After initially commuting nearly two hours from Washington Heights in Manhattan to the K to 12 school where she teaches in Red Hook, Brooklyn, Valerie Love found a theft near her class in November 2020. For $1,450 , she rented a studio on the ground floor. in a townhouse in Clinton Hill, a neighborhood “on my vision board,” she said. The family who owned the house had fled town for a second home, she said.

As the pandemic dragged on and the family showed no signs of returning, they began to not just settle in, but revel in: Ms Love bought a custom velor sofa to fit the flat of Clinton Hill and sets of good food for some day entertaining. (She arrived in 2019 in New York from Atlanta without her own furniture, filling her shared spaces with IKEA or using pieces from roommates.)

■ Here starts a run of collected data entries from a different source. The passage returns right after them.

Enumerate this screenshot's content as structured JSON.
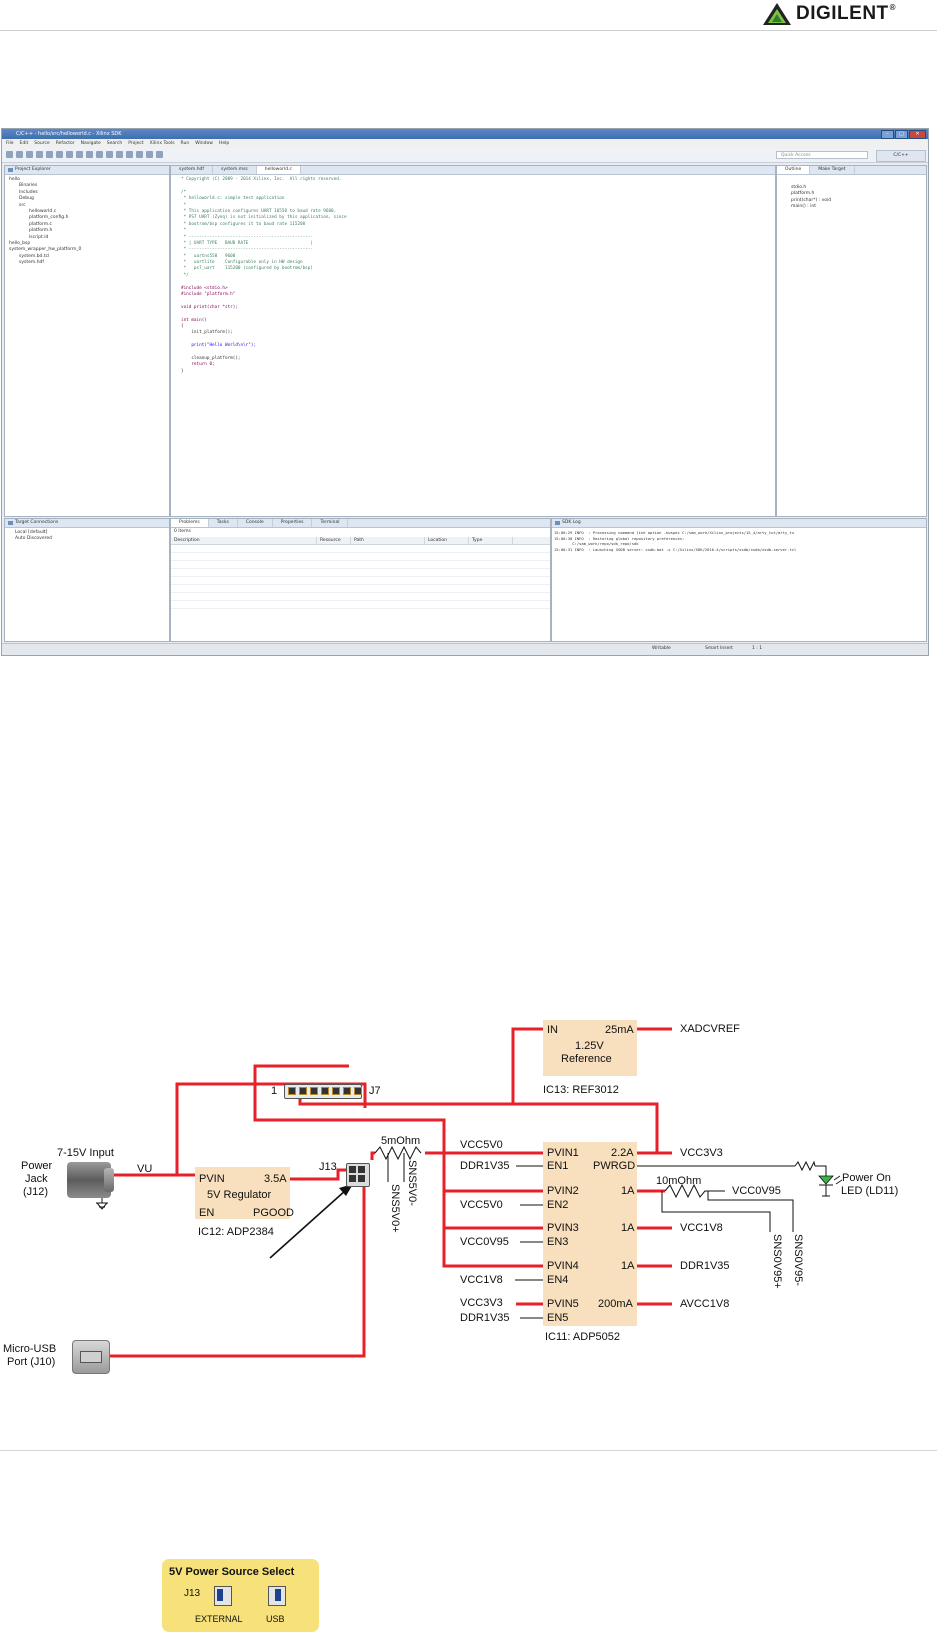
{
  "header": {
    "brand": "DIGILENT",
    "trademark": "®"
  },
  "ide": {
    "window_title": "C/C++ - hello/src/helloworld.c - Xilinx SDK",
    "menu": [
      "File",
      "Edit",
      "Source",
      "Refactor",
      "Navigate",
      "Search",
      "Project",
      "Xilinx Tools",
      "Run",
      "Window",
      "Help"
    ],
    "quick_access": "Quick Access",
    "perspective": "C/C++",
    "project_explorer": {
      "tab": "Project Explorer",
      "items": [
        "hello",
        "Binaries",
        "Includes",
        "Debug",
        "src",
        "helloworld.c",
        "platform_config.h",
        "platform.c",
        "platform.h",
        "lscript.ld",
        "hello_bsp",
        "system_wrapper_hw_platform_0",
        "system.bd.tcl",
        "system.hdf"
      ]
    },
    "editor_tabs": [
      "system.hdf",
      "system.mss",
      "helloworld.c"
    ],
    "code_lines": [
      "* Copyright (C) 2009 - 2014 Xilinx, Inc.  All rights reserved.",
      "",
      "/*",
      " * helloworld.c: simple test application",
      " *",
      " * This application configures UART 16550 to baud rate 9600.",
      " * PS7 UART (Zynq) is not initialized by this application, since",
      " * bootrom/bsp configures it to baud rate 115200",
      " *",
      " * ------------------------------------------------",
      " * | UART TYPE   BAUD RATE                        |",
      " * ------------------------------------------------",
      " *   uartns550   9600",
      " *   uartlite    Configurable only in HW design",
      " *   ps7_uart    115200 (configured by bootrom/bsp)",
      " */",
      "",
      "#include <stdio.h>",
      "#include \"platform.h\"",
      "",
      "void print(char *str);",
      "",
      "int main()",
      "{",
      "    init_platform();",
      "",
      "    print(\"Hello World\\n\\r\");",
      "",
      "    cleanup_platform();",
      "    return 0;",
      "}"
    ],
    "outline": {
      "tabs": [
        "Outline",
        "Make Target"
      ],
      "items": [
        "stdio.h",
        "platform.h",
        "print(char*) : void",
        "main() : int"
      ]
    },
    "target_connections": {
      "tab": "Target Connections",
      "items": [
        "Local [default]",
        "Auto Discovered"
      ]
    },
    "problems": {
      "tabs": [
        "Problems",
        "Tasks",
        "Console",
        "Properties",
        "Terminal"
      ],
      "count": "0 items",
      "columns": [
        "Description",
        "Resource",
        "Path",
        "Location",
        "Type"
      ]
    },
    "sdk_log": {
      "tab": "SDK Log",
      "lines": [
        "15:00:29 INFO  : Processing command line option -hwspec C:/sam_work/Xilinx_projects/15_4/arty_tut/arty_tu",
        "15:00:30 INFO  : Restoring global repository preferences:",
        "        C:/sam_work/repo/sdk_repo/sdk",
        "15:00:31 INFO  : Launching XSDB server: xsdb.bat -s C:/Xilinx/SDK/2016.4/scripts/xsdb/xsdb/xsdb-server.tcl"
      ]
    },
    "status": [
      "Writable",
      "Smart Insert",
      "1 : 1"
    ]
  },
  "schematic": {
    "labels": {
      "input_voltage": "7-15V Input",
      "power_jack": [
        "Power",
        "Jack",
        "(J12)"
      ],
      "vu": "VU",
      "reg_pvin": "PVIN",
      "reg_current": "3.5A",
      "reg_name": "5V Regulator",
      "reg_en": "EN",
      "reg_pgood": "PGOOD",
      "reg_part": "IC12: ADP2384",
      "j7_pin": "1",
      "j7": "J7",
      "j13": "J13",
      "sense_res": "5mOhm",
      "sns5v0_plus": "SNS5V0+",
      "sns5v0_minus": "SNS5V0-",
      "ref_in": "IN",
      "ref_current": "25mA",
      "ref_name": [
        "1.25V",
        "Reference"
      ],
      "ref_part": "IC13: REF3012",
      "xadcvref": "XADCVREF",
      "vcc5v0_a": "VCC5V0",
      "ddr1v35_a": "DDR1V35",
      "vcc5v0_b": "VCC5V0",
      "vcc0v95_a": "VCC0V95",
      "vcc1v8_a": "VCC1V8",
      "vcc3v3_a": "VCC3V3",
      "ddr1v35_b": "DDR1V35",
      "pmic_pins": [
        "PVIN1",
        "EN1",
        "PVIN2",
        "EN2",
        "PVIN3",
        "EN3",
        "PVIN4",
        "EN4",
        "PVIN5",
        "EN5"
      ],
      "pmic_right": [
        "2.2A",
        "PWRGD",
        "1A",
        "1A",
        "1A",
        "200mA"
      ],
      "pmic_part": "IC11: ADP5052",
      "vcc3v3_out": "VCC3V3",
      "sense_res2": "10mOhm",
      "vcc0v95_out": "VCC0V95",
      "vcc1v8_out": "VCC1V8",
      "ddr1v35_out": "DDR1V35",
      "avcc1v8_out": "AVCC1V8",
      "sns0v95_plus": "SNS0V95+",
      "sns0v95_minus": "SNS0V95-",
      "led": [
        "Power On",
        "LED (LD11)"
      ],
      "usb": [
        "Micro-USB",
        "Port (J10)"
      ],
      "psel_title": "5V Power Source Select",
      "psel_j13": "J13",
      "psel_external": "EXTERNAL",
      "psel_usb": "USB"
    },
    "colors": {
      "wire": "#e8202a",
      "chip": "#f8dfbd",
      "selector": "#f6e17b",
      "led": "#39b54a"
    }
  }
}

When the landlords returned in December 2021 and Ms Love had to look for new accommodation, she was upset by the hectic real estate landscape: she was deprived of living alone near her place of work. In areas where she could afford a spot on her own, there was almost no inventory.

She ended up in Midwood, Brooklyn, in an apartment she shares with a roommate, paying $900 for her share. Her custom couch is now stored in a hallway, covered to protect it from the roommate’s cat; the beautiful crockery remains unpacked in a wheeled suitcase. She doesn’t need it either, but can’t bear to part with it, Ms Love told Memories of a Lost Paradise.

“I’ve achieved one of the pillars of living in New York: if you can get housing in New York, that’s how you know you’re successful in New York,” Ms. Love said. “It gave me confidence that I was accomplished and that I was just going to go up from there.”

She added: “And now I wonder: have I regressed?”

When it comes to choosing between leaving New York or enduring roommates, many still choose cohabitation — even if that means labeling milk in the fridge and going after hair that clogs the drain, this weather.